Já postei no blog sobre a minha infância, e das minhas irmãs, a bordo dos navios superpetroleiros que meu pai chefiava, só faltando acrescentar que na época, dos meus 06 aos 15 anos, fazíamos a rota Oriente e Oriente médio.
Esse trajeto aumentava, e muito, a magnitude da experiência, porque, convenhamos, há 28 anos (putz to ficando velha) o Brasil ainda vivia numa era pré-histórica, enquanto os nossos amigos de olhos puxados davam os primeiros passos rumo a tecnologia que vivenciamos hoje.

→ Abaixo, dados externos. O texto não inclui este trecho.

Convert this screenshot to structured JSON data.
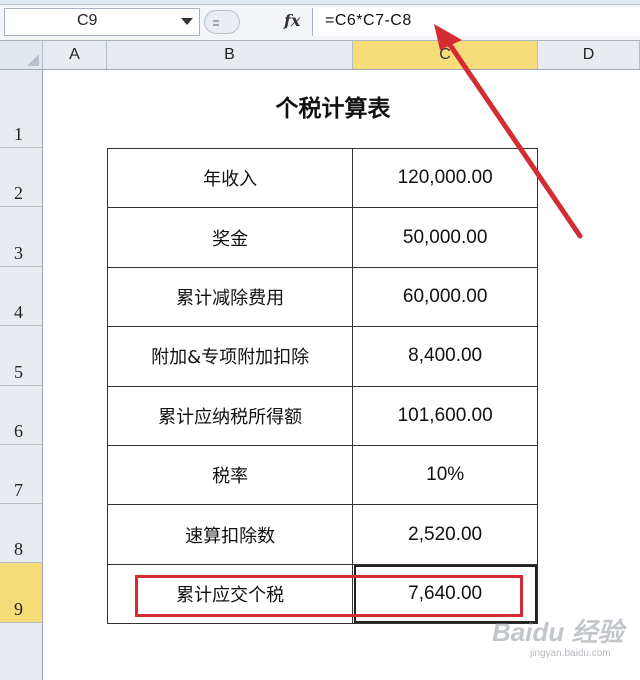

Imagine o que era para uma criança, do meu querido subúrbio do Rio de Janeiro, em meados da década de 80, “desembarcar” numa Tóquio cheia de neóns, arranha-céus, máquinas - tipos essas da coca-cola - que vendiam tudo o que você puder imaginar, (jornais, literalmente todo tipo de comida, bebida, biscoito, brinquedo), e ainda, trens-bala, jardins perfeitos, além da educação e limpeza ímpares nas ruas, quando ainda nem se falava em preservação ambiental.
Já se fazem algumas semanas que o tsunami devastou algumas cidades do meu querido japão, e como esse blog está recem-saído do forno, não poderia deixar de postar minhas melhores lembranças, assim como todo meu respeito e admiração pelo povo nipônico.
Sendo assim, não se assuste, por mais egoísta que pareça, passo a relatar o fato que mais marcou a minha infância no Japão, que foi o episódio do OKONOMIYAKI¹ perdido, ou melhor, não comido.
Pois bem, todo viajante sabe que não há iguaria melhor do que a original, ou seja, a made in, a do lugar em que você esteja, seja Paris, Roma, Tóquio ou Bangladesh.
Imagine a cena, estávamos, um grupo grande, num delicioso restaurante, na companhia do famigerado Senhor papa-tudo, que não convém dizer o nome por educação, e pedimos cada um o seu prato.
Para meu desespero, tratava-se de um restaurante com brinquedoteca (sim, naquela época, ja existia no Japão), não resisti e parti para o meu mundo encantado de games, não antes de fazer meu pedido: um Okonomiyaki no capricho.
O tempo passa, as crianças brincam, os adultos se distraem, e escuto bem de longe:
- caramba, o trem já vai sair!!! Vamos embora!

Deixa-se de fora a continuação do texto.